Howell-North was, of course, a union shop under the International Typographers Union. All of our printers and typographers were old and experienced hands, who commanded top wages. Their time was money—of which the company president, Mrs. North, continually reminded me.5 Because of the company’s origins in printing signs and documents for the local shipyards during World War II, the style guide I had to follow was the U.S. Government Printing Office, or GPO. It uses a stripped-down style and rejects the Oxford or serial comma, which is more common with publishers who follow the University of Chicago’s Manual of Style, on which I had previously trained. GPO style suited Mrs. North just fine, because she saw every stray piece of punctuation and fancy type variations like bold or italic print as a dollar sign. And with Linotype, every error I made or let pass in editing, and every change the author made in reading his or her set of proofs, meant the whole line had to be retyped, spaced, and cast. So the watchwords in our shop were simplicity and accuracy.

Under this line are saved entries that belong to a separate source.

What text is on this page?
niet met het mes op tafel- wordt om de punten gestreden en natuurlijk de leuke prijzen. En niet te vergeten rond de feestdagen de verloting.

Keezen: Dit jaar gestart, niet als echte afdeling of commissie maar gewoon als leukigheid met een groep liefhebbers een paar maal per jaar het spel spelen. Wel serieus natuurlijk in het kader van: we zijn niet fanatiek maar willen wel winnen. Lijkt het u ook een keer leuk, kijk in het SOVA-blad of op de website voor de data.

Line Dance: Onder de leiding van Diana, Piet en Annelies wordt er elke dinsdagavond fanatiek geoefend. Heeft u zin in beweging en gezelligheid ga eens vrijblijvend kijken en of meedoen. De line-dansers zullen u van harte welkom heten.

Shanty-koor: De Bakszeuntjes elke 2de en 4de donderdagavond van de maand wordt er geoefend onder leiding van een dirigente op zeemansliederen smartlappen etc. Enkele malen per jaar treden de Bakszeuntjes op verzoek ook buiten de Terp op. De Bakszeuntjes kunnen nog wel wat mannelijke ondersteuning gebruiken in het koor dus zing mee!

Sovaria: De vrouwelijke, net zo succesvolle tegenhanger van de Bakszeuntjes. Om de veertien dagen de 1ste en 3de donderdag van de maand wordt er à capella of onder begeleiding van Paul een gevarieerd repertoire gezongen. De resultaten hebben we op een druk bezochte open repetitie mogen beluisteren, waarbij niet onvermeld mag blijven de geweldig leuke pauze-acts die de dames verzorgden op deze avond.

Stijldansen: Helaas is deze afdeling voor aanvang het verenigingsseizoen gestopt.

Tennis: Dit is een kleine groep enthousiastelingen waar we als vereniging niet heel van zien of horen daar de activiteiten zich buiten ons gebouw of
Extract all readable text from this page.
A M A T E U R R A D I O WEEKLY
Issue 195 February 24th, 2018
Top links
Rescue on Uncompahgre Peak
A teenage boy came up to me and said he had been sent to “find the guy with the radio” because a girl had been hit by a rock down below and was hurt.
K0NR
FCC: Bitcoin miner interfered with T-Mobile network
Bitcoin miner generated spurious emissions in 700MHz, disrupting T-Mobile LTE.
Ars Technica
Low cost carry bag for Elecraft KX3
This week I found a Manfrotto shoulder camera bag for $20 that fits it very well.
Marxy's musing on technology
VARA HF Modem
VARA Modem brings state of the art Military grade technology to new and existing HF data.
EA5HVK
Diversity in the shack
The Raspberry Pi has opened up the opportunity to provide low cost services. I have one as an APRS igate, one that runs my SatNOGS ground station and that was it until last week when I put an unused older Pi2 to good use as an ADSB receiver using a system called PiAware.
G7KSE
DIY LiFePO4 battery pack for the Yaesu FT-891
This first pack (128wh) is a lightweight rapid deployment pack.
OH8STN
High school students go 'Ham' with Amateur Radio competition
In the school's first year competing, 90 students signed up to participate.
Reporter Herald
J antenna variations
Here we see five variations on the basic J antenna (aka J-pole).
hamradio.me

That was good training in many ways. My four years at Howell-North made me a better editor and gave me insight into the publishing world that I never would have gotten working in a New York office and sending manuscripts to be typeset in Japan or China—or working with computerized typesetting from the beginning and never quite understanding how easy the process is these days.

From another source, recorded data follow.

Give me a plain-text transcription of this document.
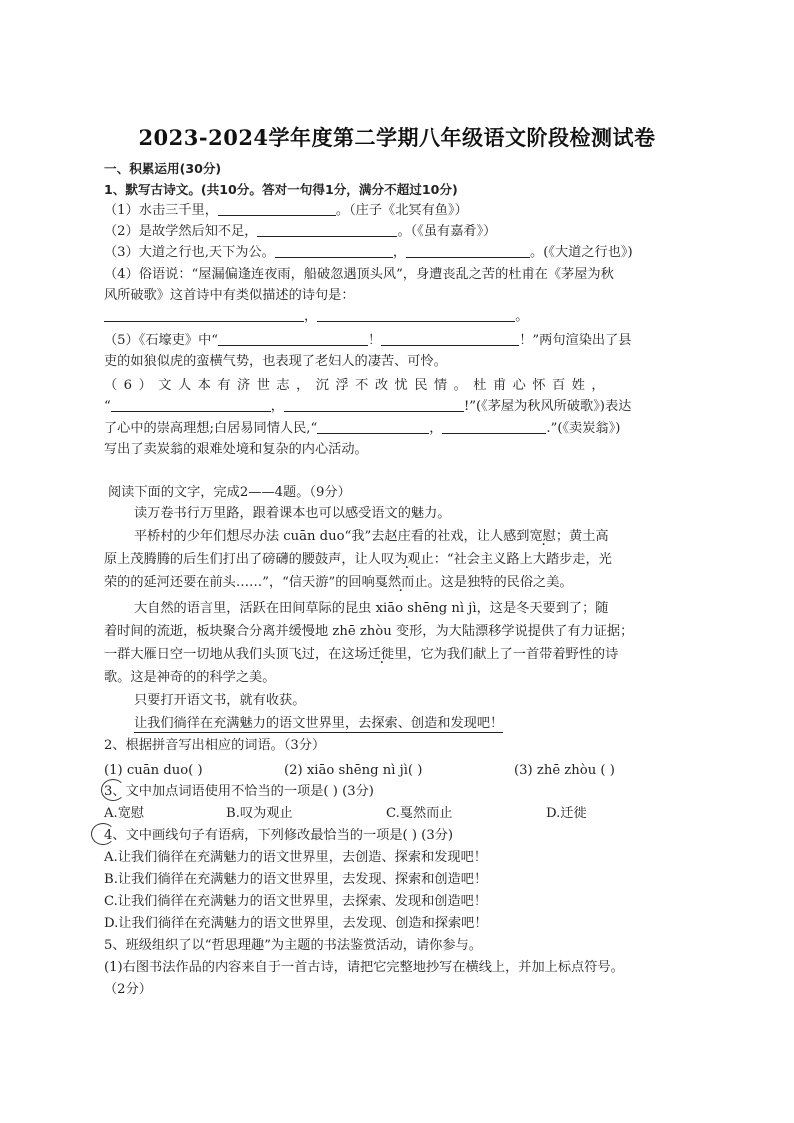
2023-2024学年度第二学期八年级语文阶段检测试卷
一、积累运用(30分)
1、默写古诗文。(共10分。答对一句得1分，满分不超过10分)
（1）水击三千里，	。（庄子《北冥有鱼》）
（2）是故学然后知不足，	。（《虽有嘉肴》）
（3）大道之行也,天下为公。	，	。(《大道之行也》)
（4）俗语说：“屋漏偏逢连夜雨，船破忽遇顶头风”，身遭丧乱之苦的杜甫在《茅屋为秋
风所破歌》这首诗中有类似描述的诗句是：
，	。
（5）《石壕吏》中“	！	！”两句渲染出了县
吏的如狼似虎的蛮横气势，也表现了老妇人的凄苦、可怜。
（6）文人本有济世志，沉浮不改忧民情。杜甫心怀百姓，
“	，	!”(《茅屋为秋风所破歌》)表达
了心中的崇高理想;白居易同情人民,“	，	.”(《卖炭翁》)
写出了卖炭翁的艰难处境和复杂的内心活动。
阅读下面的文字，完成2——4题。（9分）
读万卷书行万里路，跟着课本也可以感受语文的魅力。
平桥村的少年们想尽办法 cuān duo“我”去赵庄看的社戏，让人感到宽慰；黄土高
原上茂腾腾的后生们打出了磅礴的腰鼓声，让人叹为观止：“社会主义路上大踏步走，光
荣的的延河还要在前头……”，“信天游”的回响戛然而止。这是独特的民俗之美。
大自然的语言里，活跃在田间草际的昆虫 xiāo shēng nì jì，这是冬天要到了；随
着时间的流逝，板块聚合分离并缓慢地 zhē zhòu 变形，为大陆漂移学说提供了有力证据；
一群大雁日空一切地从我们头顶飞过，在这场迁徙里，它为我们献上了一首带着野性的诗
歌。这是神奇的的科学之美。
只要打开语文书，就有收获。
让我们徜徉在充满魅力的语文世界里，去探索、创造和发现吧！
2、根据拼音写出相应的词语。（3分）
(1) cuān duo( )	(2) xiāo shēng nì jì( )	(3) zhē zhòu ( )
3、文中加点词语使用不恰当的一项是( ) (3分)
A.宽慰	B.叹为观止	C.戛然而止	D.迁徙
4、文中画线句子有语病，下列修改最恰当的一项是( ) (3分)
A.让我们徜徉在充满魅力的语文世界里，去创造、探索和发现吧！
B.让我们徜徉在充满魅力的语文世界里，去发现、探索和创造吧！
C.让我们徜徉在充满魅力的语文世界里，去探索、发现和创造吧！
D.让我们徜徉在充满魅力的语文世界里，去发现、创造和探索吧！
5、班级组织了以“哲思理趣”为主题的书法鉴赏活动，请你参与。
(1)右图书法作品的内容来自于一首古诗，请把它完整地抄写在横线上，并加上标点符号。
（2分）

Hot metal—and little blocks of wood or lead with letter shapes carved in reverse on their faces—go back to the beginnings of the printing industry. And printing, perhaps more than the Reformation and the Enlightenment of the past millennium, shaped the modern world we have inherited from our grandfathers.6
1. I also met my wife of 41 years—and a proud San Francisco native herself—while researching photos for a book project at The Bancroft Library on the UC Berkeley campus. Ah, the amazing choices we make early in life!
2. Read a complete description of how a Linotype machine works.

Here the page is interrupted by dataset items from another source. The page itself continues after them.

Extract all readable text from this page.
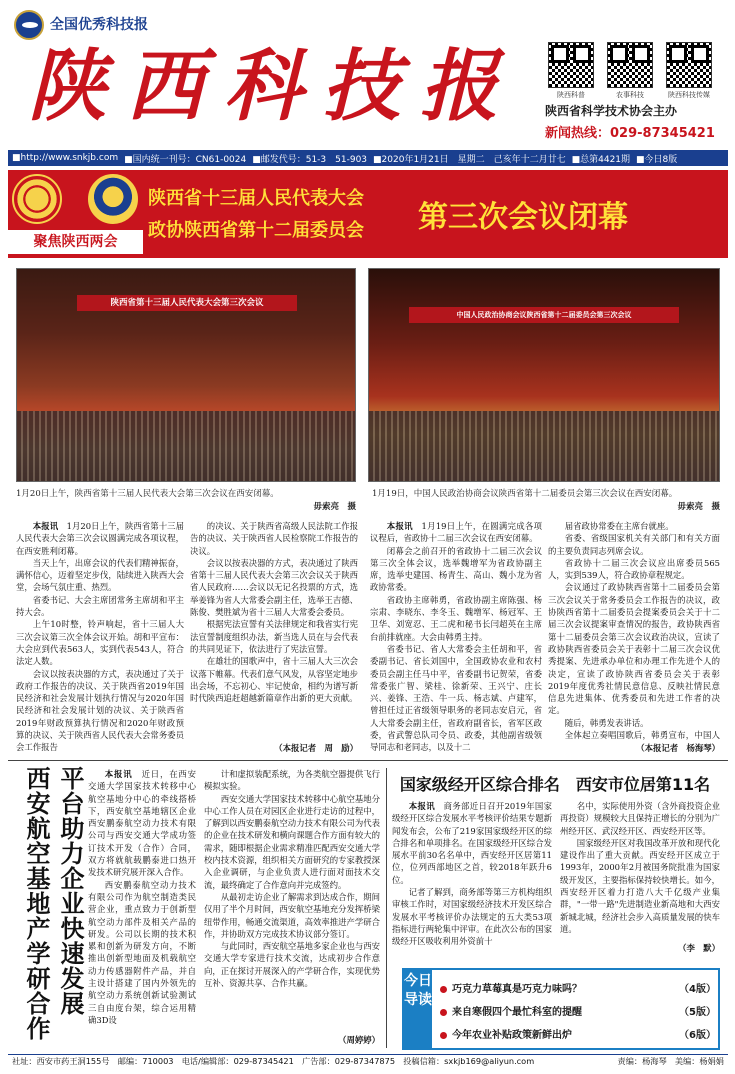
全国优秀科技报
陕西科技报	陕西科普	农事科技	陕西科技传媒
陕西省科学技术协会主办
新闻热线：029-87345421
■http://www.snkjb.com ■国内统一刊号：CN61-0024 ■邮发代号：51-3　51-903 ■2020年1月21日　星期二　己亥年十二月廿七 ■总第4421期 ■今日8版
聚焦陕西两会
陕西省十三届人民代表大会
政协陕西省第十二届委员会 第三次会议闭幕
陕西省第十三届人民代表大会第三次会议
中国人民政治协商会议陕西省第十二届委员会第三次会议
1月20日上午，陕西省第十三届人民代表大会第三次会议在西安闭幕。
毋索亮　摄
1月19日，中国人民政治协商会议陕西省第十二届委员会第三次会议在西安闭幕。
毋索亮　摄

本报讯　1月20日上午，陕西省第十三届人民代表大会第三次会议圆满完成各项议程，在西安胜利闭幕。

当天上午，出席会议的代表们精神振奋，满怀信心，迈着坚定步伐，陆续进入陕西大会堂，会场气氛庄重、热烈。

省委书记、大会主席团常务主席胡和平主持大会。

上午10时整，铃声响起，省十三届人大三次会议第三次全体会议开始。胡和平宣布：大会应到代表563人，实到代表543人，符合法定人数。

会议以按表决器的方式，表决通过了关于政府工作报告的决议、关于陕西省2019年国民经济和社会发展计划执行情况与2020年国民经济和社会发展计划的决议、关于陕西省2019年财政预算执行情况和2020年财政预算的决议、关于陕西省人民代表大会常务委员会工作报告

的决议、关于陕西省高级人民法院工作报告的决议、关于陕西省人民检察院工作报告的决议。

会议以按表决器的方式，表决通过了陕西省第十三届人民代表大会第三次会议关于陕西省人民政府……会议以无记名投票的方式，选举姜锋为省人大常委会副主任，选举王吉德、陈俊、樊胜斌为省十三届人大常委会委员。

根据宪法宣誓有关法律规定和我省实行宪法宣誓制度组织办法，新当选人员在与会代表的共同见证下，依法进行了宪法宣誓。

在雄壮的国歌声中，省十三届人大三次会议落下帷幕。代表们意气风发，从容坚定地步出会场，不忘初心、牢记使命，相约为谱写新时代陕西追赶超越新篇章作出新的更大贡献。

（本报记者　周　励）

本报讯　1月19日上午，在圆满完成各项议程后，省政协十二届三次会议在西安闭幕。

闭幕会之前召开的省政协十二届三次会议第三次全体会议，选举魏增军为省政协副主席，选举史建国、杨青生、高山、魏小龙为省政协常委。

省政协主席韩勇，省政协副主席陈强、杨宗肃、李晓东、李冬玉、魏增军、杨冠军、王卫华、刘宽忍、王二虎和秘书长闫超英在主席台前排就座。大会由韩勇主持。

省委书记、省人大常委会主任胡和平，省委副书记、省长刘国中，全国政协农业和农村委员会副主任马中平，省委副书记贺荣，省委常委张广智、梁桂、徐新荣、王兴宁、庄长兴、姜锋、王浩、牛一兵、杨志斌、卢建军，曾担任过正省级领导职务的老同志安启元，省人大常委会副主任，省政府副省长，省军区政委，省武警总队司令员、政委，其他副省级领导同志和老同志，以及十二

届省政协常委在主席台就座。

省委、省级国家机关有关部门和有关方面的主要负责同志列席会议。

省政协十二届三次会议应出席委员565人，实到539人，符合政协章程规定。

会议通过了政协陕西省第十二届委员会第三次会议关于常务委员会工作报告的决议，政协陕西省第十二届委员会提案委员会关于十二届三次会议提案审查情况的报告，政协陕西省第十二届委员会第三次会议政治决议，宣读了政协陕西省委员会关于表彰十二届三次会议优秀提案、先进承办单位和办理工作先进个人的决定，宣读了政协陕西省委员会关于表彰2019年度优秀社情民意信息、反映社情民意信息先进集体、优秀委员和先进工作者的决定。

随后，韩勇发表讲话。

全体起立奏唱国歌后，韩勇宣布，中国人

（本报记者　杨海琴）
平台助力企业快速发展
西安航空基地产学研合作	本报讯　近日，在西安交通大学国家技术转移中心航空基地分中心的牵线搭桥下，西安航空基地辖区企业西安鹏泰航空动力技术有限公司与西安交通大学成功签订技术开发（合作）合同，双方将就航载鹏泰进口热开发技术研究展开深入合作。

西安鹏泰航空动力技术有限公司作为航空制造类民营企业，重点致力于创新型航空动力部件及相关产品的研发。公司以长期的技术积累和创新为研发方向，不断推出创新型地面及机载航空动力传感器附件产品，并自主设计搭建了国内外领先的航空动力系统创新试验测试三自由度台架，综合运用精确3D设

计和虚拟装配系统，为各类航空器提供飞行模拟实验。

西安交通大学国家技术转移中心航空基地分中心工作人员在对园区企业进行走访的过程中，了解到以西安鹏泰航空动力技术有限公司为代表的企业在技术研发和横向课题合作方面有较大的需求，随即根据企业需求精准匹配西安交通大学校内技术资源，组织相关方面研究的专家教授深入企业调研，与企业负责人进行面对面技术交流，最终确定了合作意向并完成签约。

从最初走访企业了解需求到达成合作，期间仅用了半个月时间，西安航空基地充分发挥桥梁纽带作用，畅通交流渠道，高效率推进产学研合作，并协助双方完成技术协议部分签订。

与此同时，西安航空基地多家企业也与西安交通大学专家进行技术交流，达成初步合作意向，正在探讨开展深入的产学研合作，实现优势互补、资源共享、合作共赢。

（周婷婷）
国家级经开区综合排名　西安市位居第11名

本报讯　商务部近日召开2019年国家级经开区综合发展水平考核评价结果专题新闻发布会，公布了219家国家级经开区的综合排名和单项排名。在国家级经开区综合发展水平前30名名单中，西安经开区居第11位，位列西部地区之首，较2018年跃升6位。

记者了解到，商务部等第三方机构组织审核工作时，对国家级经济技术开发区综合发展水平考核评价办法规定的五大类53项指标进行两轮集中评审。在此次公布的国家级经开区吸收利用外资前十

名中，实际使用外资（含外商投资企业再投资）规模较大且保持正增长的分别为广州经开区、武汉经开区、西安经开区等。

国家级经开区对我国改革开放和现代化建设作出了重大贡献。西安经开区成立于1993年，2000年2月被国务院批准为国家级开发区，主要指标保持较快增长。如今，西安经开区着力打造八大千亿级产业集群，"一带一路"先进制造业新高地和大西安新城北城，经济社会步入高质量发展的快车道。

（李　默）
今日导读
巧克力草莓真是巧克力味吗？	（4版）
来自寒假四个最忙科室的提醒	（5版）
今年农业补贴政策新鲜出炉	（6版）
社址：西安市药王洞155号　邮编：710003　电话/编辑部：029-87345421　广告部：029-87347875　投稿信箱：sxkjb169@aliyun.com	责编：杨海琴　美编：杨娟娟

3. If a line is really sparse, the operator can also to insert letterspaces between the characters of certain words, expanding them to even out the appearance of the text.
4. I’m dispensing with the usual “he or she” here, because all of our typographers were men. They were all older men, too, in their 60s, because even back then hot metal typesetting was a dying artform.
5. As fascinated as I might be with the workings of the machine, I was strongly discouraged from asking questions and pestering the operators.